Rick Kittles is co-director of National Human Genome Centre at Howard University, Washington. He is also the founder of African Ancestry Inc. which, for $349 will test the ancestry of African Americans. Kittles traced his maternal ancestry to the Hausa tribe in Nigeria. ‘I then went to Nigeria and talked to people and learned a lot about the Hausa’s culture and tradition’, Kittles has written. ‘That gave me sense about who I am. In a way, it grounded me.’
One of the first such genealogy companies to set up in Britain was the Cambridge-based Roots for Real. Among the first customers of Roots for Real were Rachel Hunt and Matthew Barrett. They were married in October 2003. The couple turned to Roots for Real ‘to bring something from their ancestral roots into the ceremony’ so they could understand ‘who they are and where their culture comes from’. ‘Our DNA holds perhaps the most intact record of our family, our lands, language, tribes, customs and traditions’, Rachel Hunt told a reporter. ‘It would be so satisfying to know that our children can grow up with a strong sense of identity and heritage by being able to unravel a time we thought would be lost for ever.’
One of the founders of Roots for Real, the geneticist Peter Forster was a consultant to a 2001 BBC documentary called Motherland, in which three black Britons traced their genetic ancestry. Bristol youth worker Beula McCalla was told that that her ancestry traced back to the island of Bioko, off the coast of Cameroon. She immediately got onto a plane to be reunited with her long-lost relatives. ‘I’ve found who I am’, she sobbed when she arrived on Bioko. ‘I’ve found my home.’
Where once black identity might have been seen as a cultural or a political expression, now it is increasingly seen as genetic heritage, inextricably linking race, culture and identity. As Joseph Harker, former editor of the Voice, Britain’s leading African Caribbean newspaper, has put it, genetics provides African Caribbeans people with ‘a route to a new identity’, a reconnection with ‘their own brothers sisters and cousins’ and the possibility of ‘a whole new history and culture’.

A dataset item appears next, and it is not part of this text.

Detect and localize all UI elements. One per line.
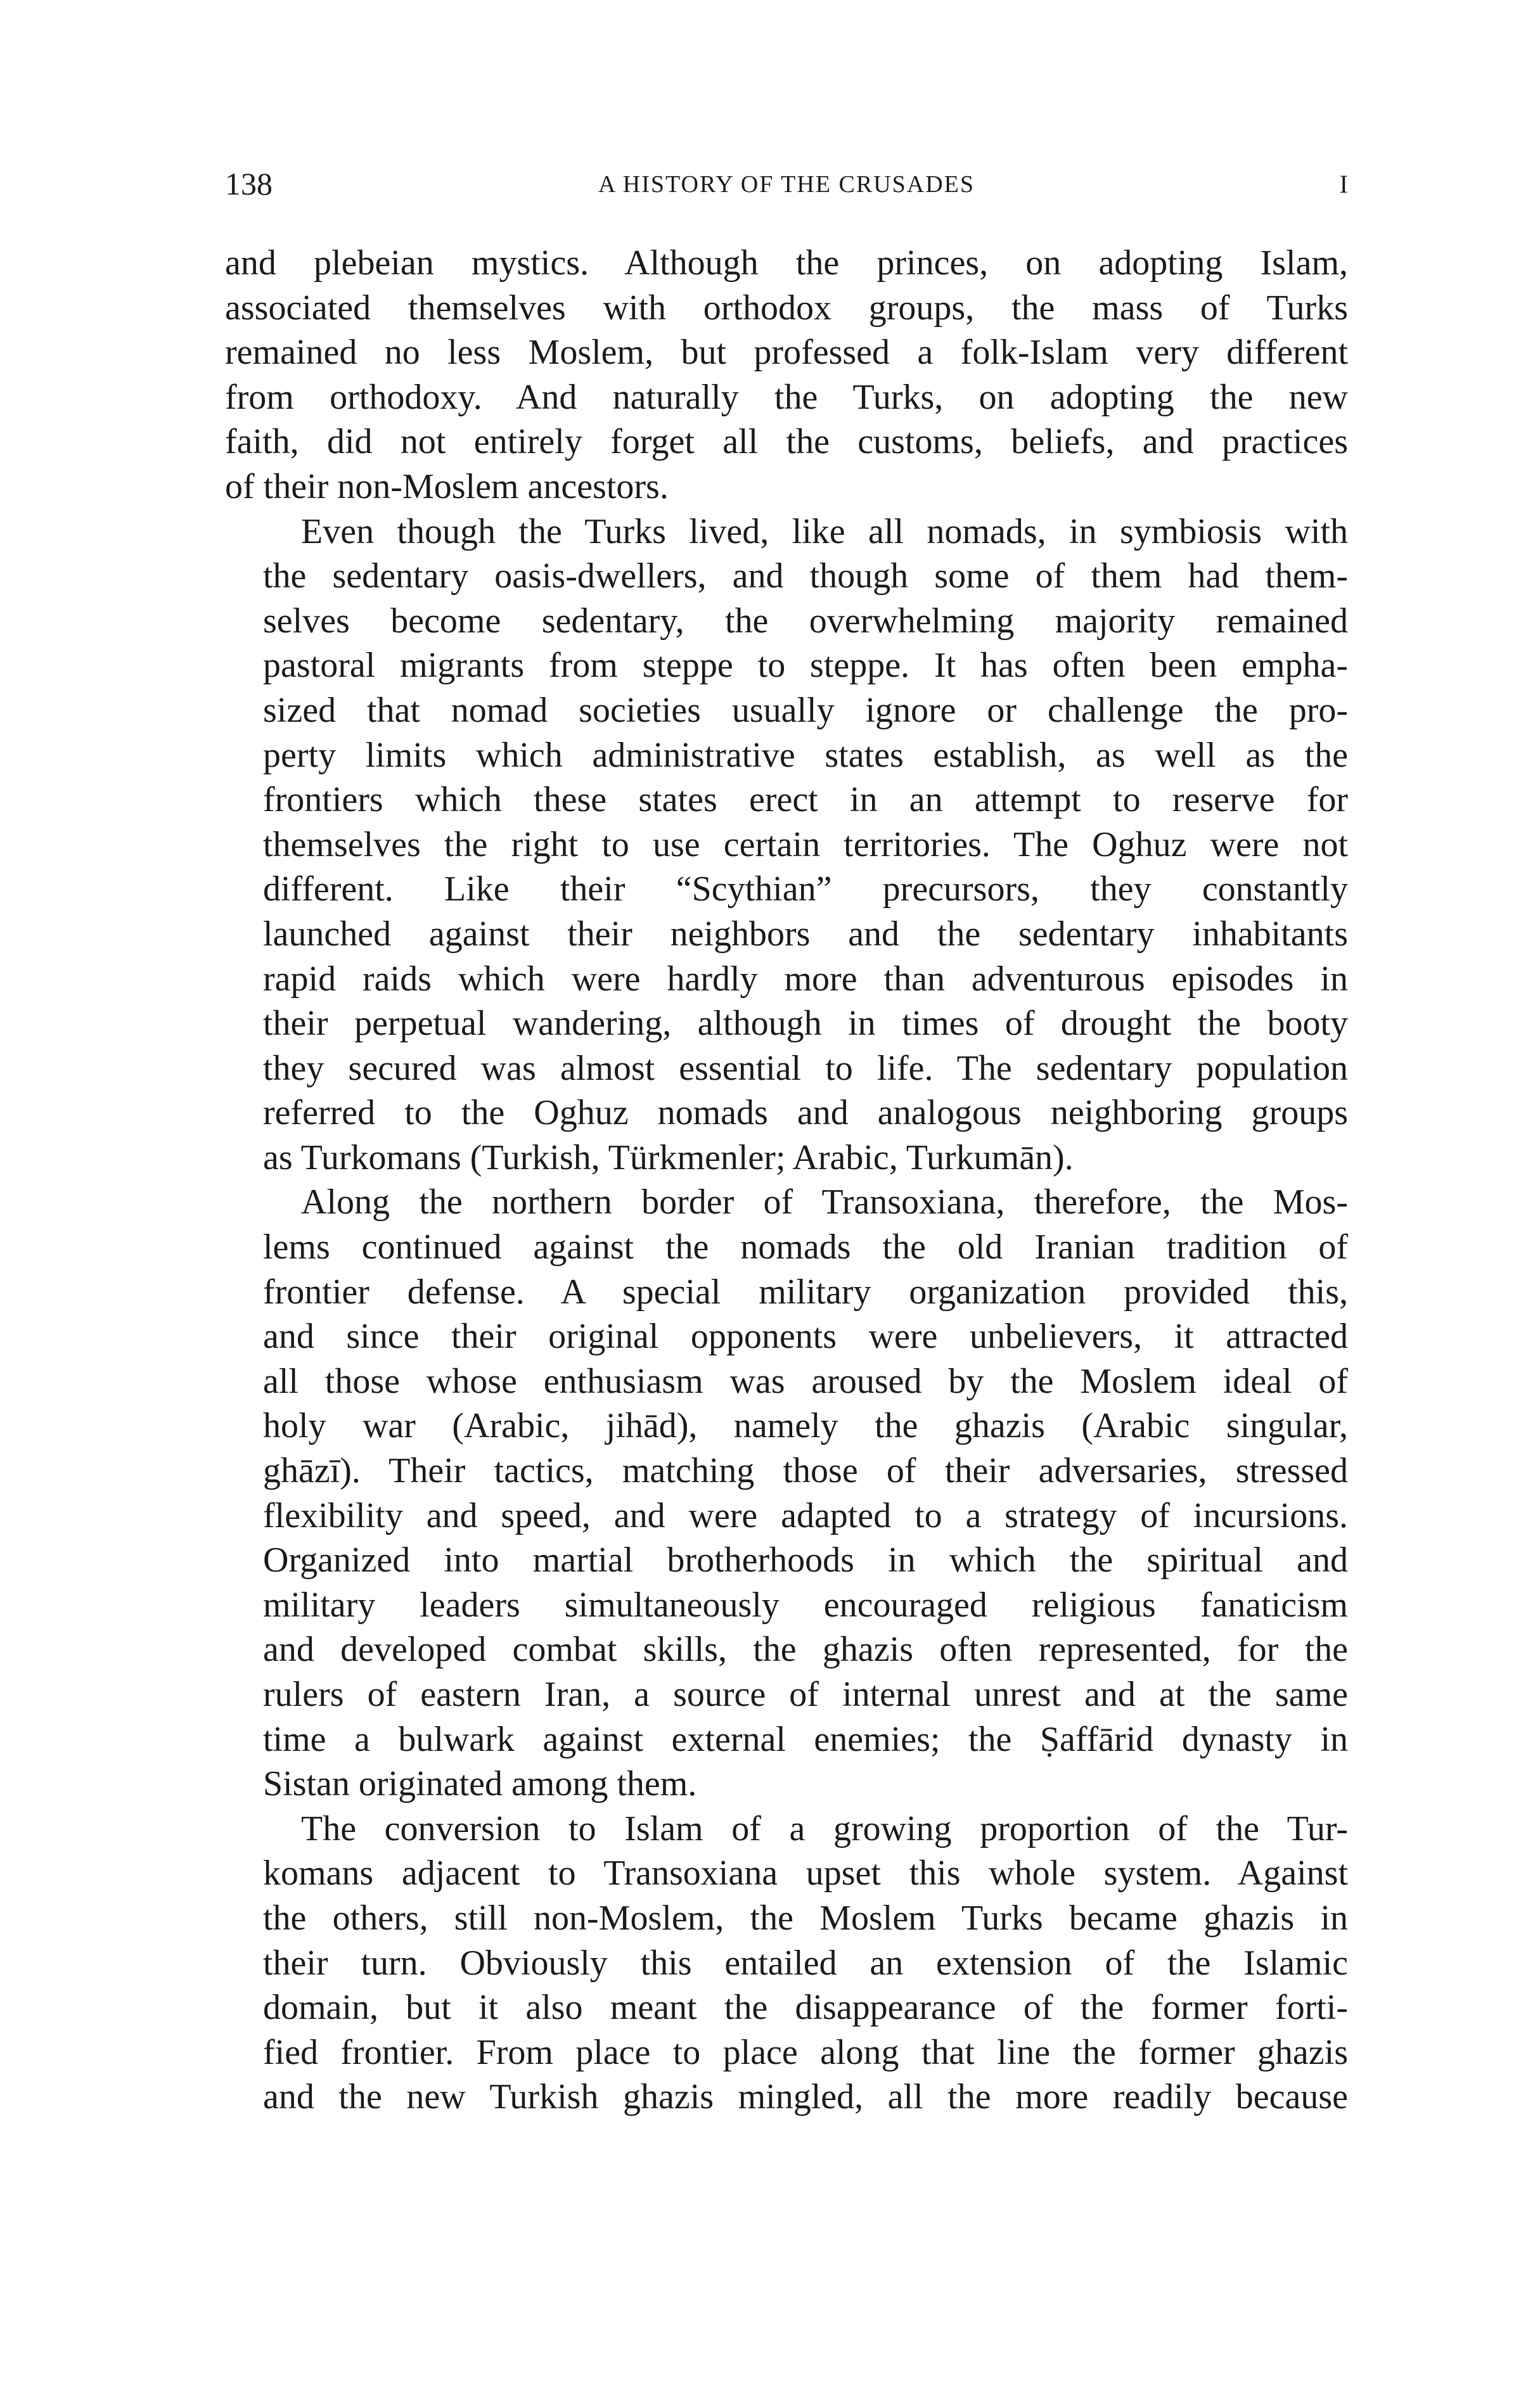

The contemporary idea of diversity, as the cultural analyst Brady Dunkee neatly puts it, acts as a ‘double entendre’. As a valued liberal standpoint, it gives race realism a political legitimacy. As an expression of genetic variation, it gives political arguments scientific legitimacy. Diversity, Dunkee writes, ‘kills two authority birds with one stone and extends the already flexible term “population” to substitute in another way for race’.
Today’s race realism is not simply the resurrection of Victorian racial science. The idea of race clearly means something very different today than it did 100 or 150 years ago. It is intimately bound up with contemporary notions of identity and belongingness and is an expression not so much of reactionary claims about inferiority and superiority as of the liberal impulse to embrace diversity and difference. But that makes the concept of race no more scientifically plausible or politically amenable than it did in the era of Cuvier, Broca and Morton.